Directeurs-trices généraux de services, directeurs-trices Vie Étudiante… Nous vous proposons cet article pour vous permettre de choisir les outils d’intelligence collective les plus adaptés à vos pratiques.
- Quelle définition donner à l’intelligence collective ?
- Mobiliser l'intelligence collective pour améliorer la qualité de vie sur les campus
- Financer des projets choisis par les étudiants grâce au budget participatif
- Cas d'usage : intelligence collective et participation citoyenne à l'Université de Lille
Quelle définition donner à l’intelligence collective ?
Définir l’intelligence collective, c’est supposer qu’il existe « une forme d’intelligence, susceptible de dépasser, en les intégrant, les intelligences individuelles ». Il serait néanmoins réducteur de penser qu’il suffit d’un groupe qui travaille ensemble pour parler d’intelligence collective.
La notion d’intelligence collective est souvent associée au monde du travail. En se penchant sur les travaux de recherche dans ce domaine, on trouve un certain nombre de définitions.
« L’intelligence collective est un outil pour développer la responsabilité, la créativité, l’adaptabilité d’une organisation et garantir la mise en œuvre des décisions en réduisant la résistance au changement. »
Goux-Baudiment (2001), Garnier (2001) ou Zara (2004)
La question de la « prise de décision » est prégnante dans ces définitions, mais on différencie la « réflexion collective » de la « décision collective ». L’intelligence collective peut donc servir à faire émerger la décision mais n’implique pas directement la prise de décision. Il ne s’agit pas de redistribuer le pouvoir.
Des pratiques existent dans le cadre du management de l’intelligence collective en entreprise. On parle également de l’intelligence collective dans une réflexion plus globale, sur des questions sociétales. Barricade, lieu d’émancipation collective belge, propose ainsi une boîte à outils de « facilitation et techniques » d’intelligence collective à utiliser dans n’importe quelle situation pour :
- Faire émerger des idées (forum ouvert) ;
- Creuser des questions importantes (café débat) ;
- Explorer une question en profondeur (l’aquarium) ;
- Créer un climat de discussion créatif (les six chapeaux de Bono).
Mobiliser l’intelligence collective pour améliorer la qualité de vie sur les campus
Les Universités et grandes écoles souffrent aujourd’hui d’une certaine forme de concurrence.
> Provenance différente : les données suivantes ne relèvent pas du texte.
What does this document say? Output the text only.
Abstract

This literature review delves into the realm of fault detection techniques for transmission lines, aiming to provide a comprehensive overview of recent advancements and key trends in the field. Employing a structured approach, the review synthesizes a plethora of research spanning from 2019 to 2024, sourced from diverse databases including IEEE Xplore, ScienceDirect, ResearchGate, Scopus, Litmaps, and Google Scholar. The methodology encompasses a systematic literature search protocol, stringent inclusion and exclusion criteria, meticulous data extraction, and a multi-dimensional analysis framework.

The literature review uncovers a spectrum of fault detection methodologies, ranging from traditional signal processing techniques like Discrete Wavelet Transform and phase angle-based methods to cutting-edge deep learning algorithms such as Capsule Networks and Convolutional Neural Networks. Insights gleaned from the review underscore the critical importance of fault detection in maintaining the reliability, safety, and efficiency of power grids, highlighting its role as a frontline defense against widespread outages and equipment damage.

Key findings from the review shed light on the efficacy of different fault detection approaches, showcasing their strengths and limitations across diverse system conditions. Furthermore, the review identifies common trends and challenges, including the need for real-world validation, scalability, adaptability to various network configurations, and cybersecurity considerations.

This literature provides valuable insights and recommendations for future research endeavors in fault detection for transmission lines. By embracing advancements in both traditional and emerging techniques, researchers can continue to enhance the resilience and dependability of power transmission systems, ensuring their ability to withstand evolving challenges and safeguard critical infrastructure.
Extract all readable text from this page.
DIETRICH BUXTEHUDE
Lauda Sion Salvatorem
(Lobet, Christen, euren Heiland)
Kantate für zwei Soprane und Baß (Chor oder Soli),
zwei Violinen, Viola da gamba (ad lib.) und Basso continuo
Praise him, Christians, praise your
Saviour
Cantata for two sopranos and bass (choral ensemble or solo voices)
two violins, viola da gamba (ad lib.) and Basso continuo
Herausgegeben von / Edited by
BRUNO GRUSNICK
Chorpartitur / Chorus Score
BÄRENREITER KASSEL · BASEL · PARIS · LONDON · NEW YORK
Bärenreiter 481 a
Chaque année, de nombreux palmarès visent à classer les établissements et mettre en lumière les plus prestigieux d’entre eux – au niveau national comme au niveau mondial. De plus en plus d’Universités décident de fusionner : en se regroupant, celles-ci souhaitent améliorer leur attractivité et profiter d’une meilleure réputation.
Ces stratégies de regroupement ne sont pas sans conséquences sur le terrain et peuvent provoquer, auprès des étudiants comme du personnel, une résistance au changement. L’objectif de tous les établissements d’enseignements supérieurs est de leur garantir – en plus de bonnes conditions d’études – une meilleure qualité de vie sur les campus. Logement étudiant, santé, vie associative, vie culturelle, sport… Plein d’éléments entrent en jeu.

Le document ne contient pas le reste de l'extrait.